A new study from the Illinois Economic Policy Institute and Project for Middle Class Renewal at the University of Illinois at Urbana-Champaign reveals what warranty parity has meant for Illinois’ mechanics, auto dealers, drivers, and taxpayers.

Researchers show that earnings for Illinois’ auto mechanics have increased by $143 million annually since the law went into effect. These are middle-class careers that cannot be outsourced to China or India.

Better pay has resulted in stronger employee retention, with turnover at auto dealers falling by 9% — saving these small businesses money on recruiting and training costs. This finding confirms accounts from the Illinois Automobile Dealers Association that “technicians’ wages have increased, helping to solidify auto technician as a career opportunity in an industry that has been losing workers.”

The law also has delivered a big win for Illinois’ economy.
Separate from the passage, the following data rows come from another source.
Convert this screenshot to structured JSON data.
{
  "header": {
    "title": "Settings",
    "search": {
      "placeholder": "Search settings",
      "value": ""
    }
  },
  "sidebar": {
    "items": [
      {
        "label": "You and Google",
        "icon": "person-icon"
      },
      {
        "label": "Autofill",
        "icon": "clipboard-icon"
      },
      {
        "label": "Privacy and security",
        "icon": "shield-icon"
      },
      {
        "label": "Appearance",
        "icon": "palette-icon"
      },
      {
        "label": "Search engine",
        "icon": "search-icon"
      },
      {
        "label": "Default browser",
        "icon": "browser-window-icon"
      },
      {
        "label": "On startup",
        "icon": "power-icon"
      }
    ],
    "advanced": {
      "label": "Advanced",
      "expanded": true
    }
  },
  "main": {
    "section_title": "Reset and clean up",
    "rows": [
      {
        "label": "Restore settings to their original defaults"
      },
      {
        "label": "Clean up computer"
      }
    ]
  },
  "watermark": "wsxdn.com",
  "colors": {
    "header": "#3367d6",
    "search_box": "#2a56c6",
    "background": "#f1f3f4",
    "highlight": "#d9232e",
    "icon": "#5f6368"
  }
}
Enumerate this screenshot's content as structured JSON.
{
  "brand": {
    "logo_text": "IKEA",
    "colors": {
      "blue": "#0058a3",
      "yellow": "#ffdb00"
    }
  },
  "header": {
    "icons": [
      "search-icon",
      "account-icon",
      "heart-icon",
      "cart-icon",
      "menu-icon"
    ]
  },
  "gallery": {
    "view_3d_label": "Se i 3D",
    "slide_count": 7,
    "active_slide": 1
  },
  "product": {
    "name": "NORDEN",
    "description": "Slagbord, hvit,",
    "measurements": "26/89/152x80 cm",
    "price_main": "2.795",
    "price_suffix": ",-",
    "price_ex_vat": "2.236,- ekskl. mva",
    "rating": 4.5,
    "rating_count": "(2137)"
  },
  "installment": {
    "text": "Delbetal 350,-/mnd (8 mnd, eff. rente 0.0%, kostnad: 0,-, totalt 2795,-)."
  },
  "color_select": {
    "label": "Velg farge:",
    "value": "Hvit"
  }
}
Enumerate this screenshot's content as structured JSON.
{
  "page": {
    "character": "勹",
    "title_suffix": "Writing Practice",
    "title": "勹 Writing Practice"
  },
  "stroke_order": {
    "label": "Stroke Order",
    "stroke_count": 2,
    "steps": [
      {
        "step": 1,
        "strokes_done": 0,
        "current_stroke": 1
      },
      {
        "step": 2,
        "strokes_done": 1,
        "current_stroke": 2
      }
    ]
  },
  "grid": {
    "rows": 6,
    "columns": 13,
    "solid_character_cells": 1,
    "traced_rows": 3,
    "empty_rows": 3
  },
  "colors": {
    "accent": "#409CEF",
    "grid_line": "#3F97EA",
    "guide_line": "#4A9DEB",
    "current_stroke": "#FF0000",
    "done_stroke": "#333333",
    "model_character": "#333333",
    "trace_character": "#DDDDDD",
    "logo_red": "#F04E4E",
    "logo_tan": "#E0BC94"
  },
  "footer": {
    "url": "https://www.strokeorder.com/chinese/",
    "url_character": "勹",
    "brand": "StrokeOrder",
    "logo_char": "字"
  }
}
Higher earnings translate into more consumer spending and our analysis shows that HB 3940 has grown the economy by $300 million annually, while strengthening public budgets to the tune of about $40 million in state and local tax revenues each year.

It also has helped promote safety for drivers. Because auto mechanics are paid by the job, below-market pay rates on warranty jobs effectively incentivized auto mechanics to cut corners to get the warranty work done within the allotted time. Otherwise, mechanics risked being compensated for fewer hours than the actual time needed to perform repairs. Under the new law, certified technicians and their employers no longer are financially penalized for devoting the proper time to correctly diagnose vehicle problems to meet reliability standards and repair defects.

Notably, each of these positive impacts has occurred at no cost to Illinois’ consumers, taxpayers, or new car dealers. Warranty repairs are free to car owners, and the manufacturers paying for them are all out-of-state multinational corporations that have enjoyed record revenues and profits in recent years.

All of these important benefits explain why a diverse array of states — including Minnesota, Wisconsin, California, and Montana — have passed similar warranty parity laws. Colorado and Texas also have introduced legislation to do the same.

The effectiveness of Illinois’ law should encourage the secretary of state to expand educational and outreach efforts that can ensure dealerships are receiving the correct reimbursements and skilled mechanics are receiving the competitive earnings needed to prevent future labor shortages in this vital sector of our economy.

While our divided politics often breeds skepticism and distrust in the policy making process, it is heartening to see legislators come together to fix a real manufacturer’s defect in our laws — and deliver a real win for our economy, workers, consumers, and taxpayers in the bargain.

Frank Manzo IV is an economist at the non-partisan Illinois Economic Policy Institute.